Crew: Kim Hollamby and Malcolm Threadgould.
From: Down Cruising Club, Ballydown Bay, Strangford Lough, NI.
To: Carrickfergus Marina, Belfast Lough, NI.
Port engine start hours: 377.8. Finish hours: 381.4. Hours run: 3.6.
Stbd engine start hours: 378.0. Finish hours: 381.6. Hours run: 3.6.
Log start: 4259.5nm. Log finish: 4315.4nm. Distance run: 55.9nm.
Navigation log (full commentary follows below)
1145: depart. Head down through inside of islands at slow speed.
1232: Brownrock Pladdy. Speed up to 22kn.
1255: alongside Portaferry Marina.
1450: underway. Speed 29kn.
1503: Bar Pladdy SCM. Turn to run for South Rock lightship. Wind: NE F3. Sea: slightly bumpy swell. Vis: 30nm. Speed 18kn.
1532: South Rock lightship.
1545: 54 27.10N 005 23.07W. Take photographs of Lord Nelson STS.
1606: Sculmartin SWM. Speed 22kn.
1628: 3.2nm off Templepatrick.
1640: Ninion Bushes PHM and through Copeland Sound. Interesting overfalls, not ugly in current wind, but could be! Once through speed to 30kn.
1710: inside Carrickfergus Marina entrance.
1720: alongside berth.
Commentary
Kim Hollamby reports:
I’d seen pictures of the improbably sited lightship Petrel, headquarters of the Down Cruising Club, and the placid waters of Ballydown Bay over which she now stands sentinel. But you have to enter the tide-scoured narrows between Rainey and Sketrick islands to truly appreciate the sanctity of the place, a hideaway within the beautiful confines of Strangford Lough.

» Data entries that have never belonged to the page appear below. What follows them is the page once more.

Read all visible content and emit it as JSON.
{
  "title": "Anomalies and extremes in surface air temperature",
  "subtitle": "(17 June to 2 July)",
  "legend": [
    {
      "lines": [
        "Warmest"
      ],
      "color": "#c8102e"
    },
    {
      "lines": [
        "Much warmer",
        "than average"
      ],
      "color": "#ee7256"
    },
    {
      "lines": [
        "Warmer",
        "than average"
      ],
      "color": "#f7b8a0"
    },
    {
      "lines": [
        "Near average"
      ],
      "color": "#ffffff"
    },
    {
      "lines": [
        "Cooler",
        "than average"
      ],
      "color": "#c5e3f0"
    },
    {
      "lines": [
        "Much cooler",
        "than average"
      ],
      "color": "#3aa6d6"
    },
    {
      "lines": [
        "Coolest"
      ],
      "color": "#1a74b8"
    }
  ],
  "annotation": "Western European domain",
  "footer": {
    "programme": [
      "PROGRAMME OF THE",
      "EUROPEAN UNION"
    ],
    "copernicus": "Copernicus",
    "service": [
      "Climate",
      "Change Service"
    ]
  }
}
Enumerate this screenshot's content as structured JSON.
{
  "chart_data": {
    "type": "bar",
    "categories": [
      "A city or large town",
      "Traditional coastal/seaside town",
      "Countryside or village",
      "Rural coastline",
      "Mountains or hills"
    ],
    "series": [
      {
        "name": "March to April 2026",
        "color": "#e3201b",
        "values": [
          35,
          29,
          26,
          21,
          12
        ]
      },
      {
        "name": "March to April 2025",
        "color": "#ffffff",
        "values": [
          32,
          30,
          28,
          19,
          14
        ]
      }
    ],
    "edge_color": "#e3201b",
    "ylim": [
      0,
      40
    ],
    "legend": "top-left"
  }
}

Dublin-built in 1911, the Petrel is of traditional iron rivetted and caulked construction, which makes her something of a rarity. Thanks to the goodwill of the Commissioners of Irish Lights, the ingenuity of Down CC members and a little negotiation in the style of the country in which they reside, the 172ft vessel found herself a new career, and a much more sheltered spot to lay, in 1968, around 12 years after the club was formed.Since then it has been a question of gently changing Petrel’s innards and some aspects of her outward appearance too. But although pontoons line her flanks, the original tall signal mast has been halved to ease maintenance and a bar, lounge and stage can now be found where cramped crew quarters, generators and fuel tanks once resided, there’s plenty left of the original for the intrigued visitor to explore. Perhaps of rather more practical interest, you can take a shower on the ship, or fill up with diesel from one of the modern tanks found on her deck.

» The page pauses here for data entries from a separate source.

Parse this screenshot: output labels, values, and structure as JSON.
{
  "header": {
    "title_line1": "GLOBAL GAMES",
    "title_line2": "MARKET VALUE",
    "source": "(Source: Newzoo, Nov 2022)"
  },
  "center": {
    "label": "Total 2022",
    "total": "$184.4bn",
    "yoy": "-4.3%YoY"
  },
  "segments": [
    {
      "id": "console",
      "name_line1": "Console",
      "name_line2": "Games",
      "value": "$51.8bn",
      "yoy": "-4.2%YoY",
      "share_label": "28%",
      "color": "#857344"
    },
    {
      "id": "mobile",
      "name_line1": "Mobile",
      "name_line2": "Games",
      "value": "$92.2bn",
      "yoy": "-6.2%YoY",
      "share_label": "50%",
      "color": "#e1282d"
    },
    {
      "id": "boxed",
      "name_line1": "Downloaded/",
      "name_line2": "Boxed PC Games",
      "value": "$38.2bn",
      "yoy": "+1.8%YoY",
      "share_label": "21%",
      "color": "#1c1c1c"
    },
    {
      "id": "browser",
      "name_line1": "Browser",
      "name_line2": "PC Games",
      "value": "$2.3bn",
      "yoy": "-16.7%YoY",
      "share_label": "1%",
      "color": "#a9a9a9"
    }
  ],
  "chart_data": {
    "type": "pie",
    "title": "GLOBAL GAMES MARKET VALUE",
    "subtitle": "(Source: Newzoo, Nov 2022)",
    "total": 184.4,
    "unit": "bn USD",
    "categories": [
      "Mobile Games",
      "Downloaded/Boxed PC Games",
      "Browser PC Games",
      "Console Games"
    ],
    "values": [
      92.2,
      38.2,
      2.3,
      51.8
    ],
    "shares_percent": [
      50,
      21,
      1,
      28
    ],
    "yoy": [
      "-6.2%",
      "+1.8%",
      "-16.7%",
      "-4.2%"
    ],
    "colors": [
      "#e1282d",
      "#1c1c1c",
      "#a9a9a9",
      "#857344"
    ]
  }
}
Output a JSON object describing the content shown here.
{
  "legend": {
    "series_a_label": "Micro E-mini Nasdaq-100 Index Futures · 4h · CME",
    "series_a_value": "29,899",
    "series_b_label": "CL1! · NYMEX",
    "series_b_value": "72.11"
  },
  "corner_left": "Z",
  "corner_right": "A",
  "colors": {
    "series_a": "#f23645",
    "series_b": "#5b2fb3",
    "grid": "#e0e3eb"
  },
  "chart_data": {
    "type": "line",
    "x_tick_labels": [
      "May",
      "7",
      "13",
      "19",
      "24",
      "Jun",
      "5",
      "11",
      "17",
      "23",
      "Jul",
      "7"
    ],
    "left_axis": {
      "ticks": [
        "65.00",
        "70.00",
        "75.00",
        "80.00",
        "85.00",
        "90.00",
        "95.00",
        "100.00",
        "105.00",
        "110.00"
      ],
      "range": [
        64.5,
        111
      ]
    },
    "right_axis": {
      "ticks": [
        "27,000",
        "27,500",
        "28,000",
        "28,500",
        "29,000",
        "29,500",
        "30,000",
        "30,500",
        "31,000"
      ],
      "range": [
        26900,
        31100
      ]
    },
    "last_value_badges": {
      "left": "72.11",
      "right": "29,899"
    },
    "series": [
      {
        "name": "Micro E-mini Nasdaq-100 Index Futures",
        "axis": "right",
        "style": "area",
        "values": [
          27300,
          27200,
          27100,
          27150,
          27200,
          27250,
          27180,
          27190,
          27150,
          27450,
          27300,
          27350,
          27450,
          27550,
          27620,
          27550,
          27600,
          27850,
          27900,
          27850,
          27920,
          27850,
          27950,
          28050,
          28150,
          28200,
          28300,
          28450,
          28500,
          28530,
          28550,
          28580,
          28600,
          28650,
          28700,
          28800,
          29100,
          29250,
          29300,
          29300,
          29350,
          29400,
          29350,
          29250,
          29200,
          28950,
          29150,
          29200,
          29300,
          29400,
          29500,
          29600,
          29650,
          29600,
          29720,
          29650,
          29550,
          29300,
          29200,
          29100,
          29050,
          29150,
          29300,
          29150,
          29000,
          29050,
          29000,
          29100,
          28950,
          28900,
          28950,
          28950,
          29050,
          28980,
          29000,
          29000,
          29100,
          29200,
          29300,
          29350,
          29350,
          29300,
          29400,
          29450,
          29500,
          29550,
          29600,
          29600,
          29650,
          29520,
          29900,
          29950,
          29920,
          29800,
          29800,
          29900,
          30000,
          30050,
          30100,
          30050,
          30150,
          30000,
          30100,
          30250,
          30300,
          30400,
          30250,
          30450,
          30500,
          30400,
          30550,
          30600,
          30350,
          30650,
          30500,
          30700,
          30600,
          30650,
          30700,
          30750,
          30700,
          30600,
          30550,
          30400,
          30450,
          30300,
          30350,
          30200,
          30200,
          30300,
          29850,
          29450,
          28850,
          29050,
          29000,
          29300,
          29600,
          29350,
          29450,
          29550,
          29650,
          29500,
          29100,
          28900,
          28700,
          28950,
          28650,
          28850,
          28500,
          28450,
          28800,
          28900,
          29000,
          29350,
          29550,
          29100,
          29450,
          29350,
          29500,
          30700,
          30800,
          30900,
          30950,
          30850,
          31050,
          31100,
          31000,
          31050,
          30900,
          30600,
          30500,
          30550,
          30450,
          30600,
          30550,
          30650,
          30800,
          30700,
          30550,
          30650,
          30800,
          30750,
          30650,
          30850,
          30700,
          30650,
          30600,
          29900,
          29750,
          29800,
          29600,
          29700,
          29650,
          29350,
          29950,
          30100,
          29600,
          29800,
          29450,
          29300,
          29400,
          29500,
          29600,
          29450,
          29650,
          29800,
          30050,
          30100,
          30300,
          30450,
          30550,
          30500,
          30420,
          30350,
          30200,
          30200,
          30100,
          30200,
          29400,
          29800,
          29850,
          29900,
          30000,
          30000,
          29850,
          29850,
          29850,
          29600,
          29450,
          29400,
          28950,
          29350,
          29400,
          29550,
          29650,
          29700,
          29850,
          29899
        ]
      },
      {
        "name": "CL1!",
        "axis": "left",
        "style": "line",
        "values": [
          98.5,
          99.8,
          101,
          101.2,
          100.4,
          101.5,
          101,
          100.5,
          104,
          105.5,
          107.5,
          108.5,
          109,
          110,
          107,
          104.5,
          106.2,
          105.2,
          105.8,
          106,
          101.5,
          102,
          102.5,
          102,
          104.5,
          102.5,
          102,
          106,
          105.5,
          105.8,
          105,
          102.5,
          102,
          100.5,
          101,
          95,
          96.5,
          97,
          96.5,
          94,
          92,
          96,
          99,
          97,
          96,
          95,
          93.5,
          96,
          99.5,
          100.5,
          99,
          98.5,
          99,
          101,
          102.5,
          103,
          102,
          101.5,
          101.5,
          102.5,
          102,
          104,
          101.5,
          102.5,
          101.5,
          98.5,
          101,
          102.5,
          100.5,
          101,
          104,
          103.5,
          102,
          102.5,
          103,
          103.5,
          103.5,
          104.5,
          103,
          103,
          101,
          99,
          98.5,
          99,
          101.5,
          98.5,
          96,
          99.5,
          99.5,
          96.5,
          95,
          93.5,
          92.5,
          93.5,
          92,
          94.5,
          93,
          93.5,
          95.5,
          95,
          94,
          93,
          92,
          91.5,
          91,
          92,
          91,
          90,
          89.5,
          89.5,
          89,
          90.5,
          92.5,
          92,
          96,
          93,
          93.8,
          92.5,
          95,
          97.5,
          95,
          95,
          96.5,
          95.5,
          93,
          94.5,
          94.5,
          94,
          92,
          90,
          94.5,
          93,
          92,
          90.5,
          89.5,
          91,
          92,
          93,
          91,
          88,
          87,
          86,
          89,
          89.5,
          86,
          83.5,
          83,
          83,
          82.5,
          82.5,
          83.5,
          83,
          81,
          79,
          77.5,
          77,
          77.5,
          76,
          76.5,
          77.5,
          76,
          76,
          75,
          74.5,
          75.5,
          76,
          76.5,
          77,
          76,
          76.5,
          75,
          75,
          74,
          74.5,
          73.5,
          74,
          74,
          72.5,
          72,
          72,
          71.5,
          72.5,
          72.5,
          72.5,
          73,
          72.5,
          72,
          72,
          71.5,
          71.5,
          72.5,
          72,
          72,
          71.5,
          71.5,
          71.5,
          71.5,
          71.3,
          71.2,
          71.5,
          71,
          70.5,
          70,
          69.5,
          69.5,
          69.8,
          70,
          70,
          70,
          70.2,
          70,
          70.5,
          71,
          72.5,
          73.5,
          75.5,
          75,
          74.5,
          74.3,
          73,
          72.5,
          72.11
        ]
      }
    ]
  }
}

Close by you can find, almost equally improbably, a chandlers, and a large pub named in honour of Daft Eddy. According to local legend the poor lad was hopelessly in love with the daughter of a magistrate who was being held as a hostage by his mates. So intent on wooing was our Eddy, that he gave the game away. There’s nothing apparently daft about the way his namesake is run however and every table was full when Frank Robertson took us there to thaw out after our chilly exploration of Strangford Lough yesterday.

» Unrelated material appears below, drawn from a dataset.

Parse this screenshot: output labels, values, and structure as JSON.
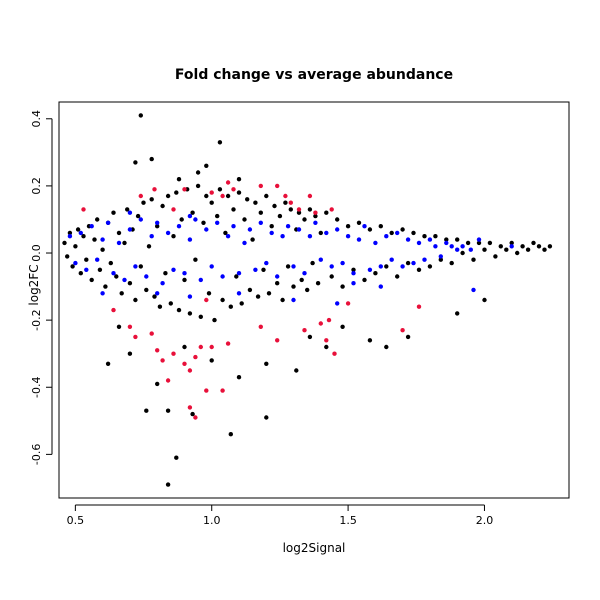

We have been experiencing a consistent weather pattern all week where the sun peeps out first thing in the morning and last thing at night, the rest of the day being socked in with grey cloud. I normally write these internet reports at around 7.00am, but by doing so had been missing one of the few opportunities to take photographs. So determined was I to capture Ballydorn Bay at its best that I stayed up late last night to finish off yesterday’s report and was jogged awake by the alarm, bleary-eyed but triumphant, to a sunny vista at 06.30am.